Washington Post Columnist Accuses McConnell of Being ‘Russian Asset’

Washington Post columnist Dana Milbank said in an op-ed that Senate Majority Leader Mitch McConnell was doing Vladimir Putin’s bidding after the Republican blocked two election security measures proposed by Democrats this week.

In the very opening line of his opinion piece, Dana accuses the GOP leader of being “a Russian asset,” saying that it doesn’t mean McConnell is “a spy, but neither is it a flip accusation.”

“Russia attacked our country in 2016. It is attacking us today. Its attacks will intensify in 2020. Yet each time we try to raise our defenses to repel the attack, McConnell, the Senate majority leader, blocks us from defending ourselves,” the columnist writes.

He then goes on to say McConnell was “unpatriotic,” accusing him of doing Putin’s bidding “more than any other American.”

Milbank further points to the fact that only hours after former special counsel Robert Mueller testified before Congress and warned of Russia’s continuous efforts to interfere in U.S. elections, both in 2016 and in next year’s presidential election, the vice chairman of the Senate Intelligence Committee, Mark Warner, requested on the Senate floor unanimous consent to “pass legislation requiring presidential campaigns to report to the FBI any offers of assistance from agents of foreign governments.”

However, Milbank adds, Senator Cindy Hyde Smith, representing “her leader’s interests” objected both to that bill and to a separate one brought to the floor by Senator Richard Blumenthal. The next day, McConnell himself rejected a bill brought by Minority Leader Chuck Schumer that had previously cleared the House, saying that “It’s just a highly partisan bill from the same folks who spent two years hyping up a conspiracy theory about President Trump and Russia.”

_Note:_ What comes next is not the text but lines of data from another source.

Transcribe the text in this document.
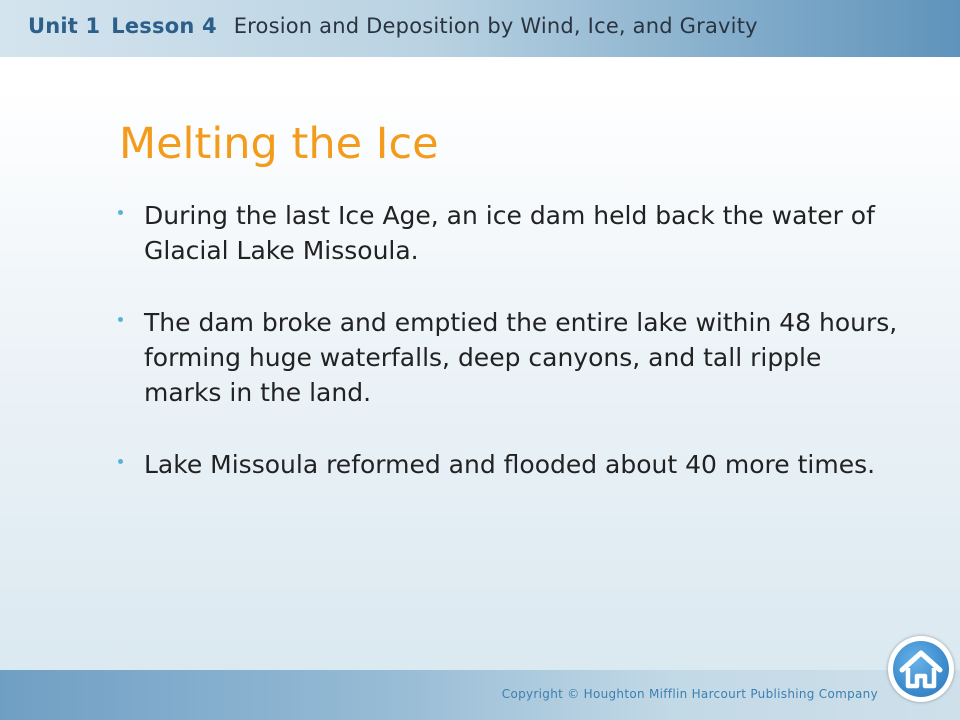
Unit 1 Lesson 4 Erosion and Deposition by Wind, Ice, and Gravity
Melting the Ice
During the last Ice Age, an ice dam held back the water of Glacial Lake Missoula.
The dam broke and emptied the entire lake within 48 hours, forming huge waterfalls, deep canyons, and tall ripple marks in the land.
Lake Missoula reformed and flooded about 40 more times.
Copyright © Houghton Mifflin Harcourt Publishing Company
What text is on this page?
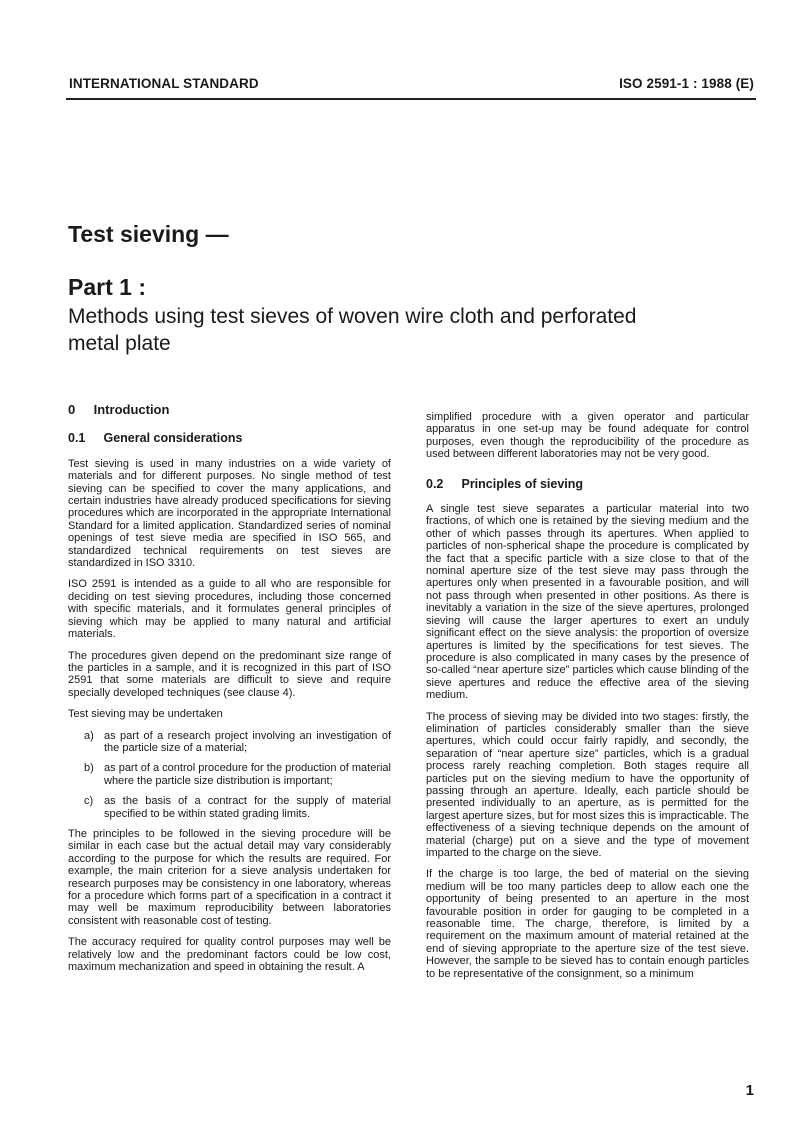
INTERNATIONAL STANDARD	ISO 2591-1 : 1988 (E)
Test sieving —
Part 1 :
Methods using test sieves of woven wire cloth and perforated metal plate
0 Introduction
0.1 General considerations

Test sieving is used in many industries on a wide variety of materials and for different purposes. No single method of test sieving can be specified to cover the many applications, and certain industries have already produced specifications for sieving procedures which are incorporated in the appropriate International Standard for a limited application. Standardized series of nominal openings of test sieve media are specified in ISO 565, and standardized technical requirements on test sieves are standardized in ISO 3310.

ISO 2591 is intended as a guide to all who are responsible for deciding on test sieving procedures, including those concerned with specific materials, and it formulates general principles of sieving which may be applied to many natural and artificial materials.

The procedures given depend on the predominant size range of the particles in a sample, and it is recognized in this part of ISO 2591 that some materials are difficult to sieve and require specially developed techniques (see clause 4).

Test sieving may be undertaken

a) as part of a research project involving an investigation of the particle size of a material;
b) as part of a control procedure for the production of material where the particle size distribution is important;
c) as the basis of a contract for the supply of material specified to be within stated grading limits.

The principles to be followed in the sieving procedure will be similar in each case but the actual detail may vary considerably according to the purpose for which the results are required. For example, the main criterion for a sieve analysis undertaken for research purposes may be consistency in one laboratory, whereas for a procedure which forms part of a specification in a contract it may well be maximum reproducibility between laboratories consistent with reasonable cost of testing.

The accuracy required for quality control purposes may well be relatively low and the predominant factors could be low cost, maximum mechanization and speed in obtaining the result. A

simplified procedure with a given operator and particular apparatus in one set-up may be found adequate for control purposes, even though the reproducibility of the procedure as used between different laboratories may not be very good.

0.2 Principles of sieving

A single test sieve separates a particular material into two fractions, of which one is retained by the sieving medium and the other of which passes through its apertures. When applied to particles of non-spherical shape the procedure is complicated by the fact that a specific particle with a size close to that of the nominal aperture size of the test sieve may pass through the apertures only when presented in a favourable position, and will not pass through when presented in other positions. As there is inevitably a variation in the size of the sieve apertures, prolonged sieving will cause the larger apertures to exert an unduly significant effect on the sieve analysis: the proportion of oversize apertures is limited by the specifications for test sieves. The procedure is also complicated in many cases by the presence of so-called “near aperture size” particles which cause blinding of the sieve apertures and reduce the effective area of the sieving medium.

The process of sieving may be divided into two stages: firstly, the elimination of particles considerably smaller than the sieve apertures, which could occur fairly rapidly, and secondly, the separation of “near aperture size” particles, which is a gradual process rarely reaching completion. Both stages require all particles put on the sieving medium to have the opportunity of passing through an aperture. Ideally, each particle should be presented individually to an aperture, as is permitted for the largest aperture sizes, but for most sizes this is impracticable. The effectiveness of a sieving technique depends on the amount of material (charge) put on a sieve and the type of movement imparted to the charge on the sieve.

If the charge is too large, the bed of material on the sieving medium will be too many particles deep to allow each one the opportunity of being presented to an aperture in the most favourable position in order for gauging to be completed in a reasonable time. The charge, therefore, is limited by a requirement on the maximum amount of material retained at the end of sieving appropriate to the aperture size of the test sieve. However, the sample to be sieved has to contain enough particles to be representative of the consignment, so a minimum

1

The bill would have directed $600 million in election assistance to states and require backup paper ballots.

Milbank further writes that McConnell also objected to a bipartisan bill requiring Facebook, Google and other Internet companies to disclose purchasers of political ads, to identify foreign influence, a bill to ease cooperation between state election officials and federal intelligence agencies and a bill that would impose sanctions on any entity that attacks a U.S. election.

“But one man blocks it all — while offering no alternative of his own,” Milbank writes. “Presumably he thinks whatever influence Russia exerts over U.S. elections will benefit him (he’s up for reelection in 2020) and his party.”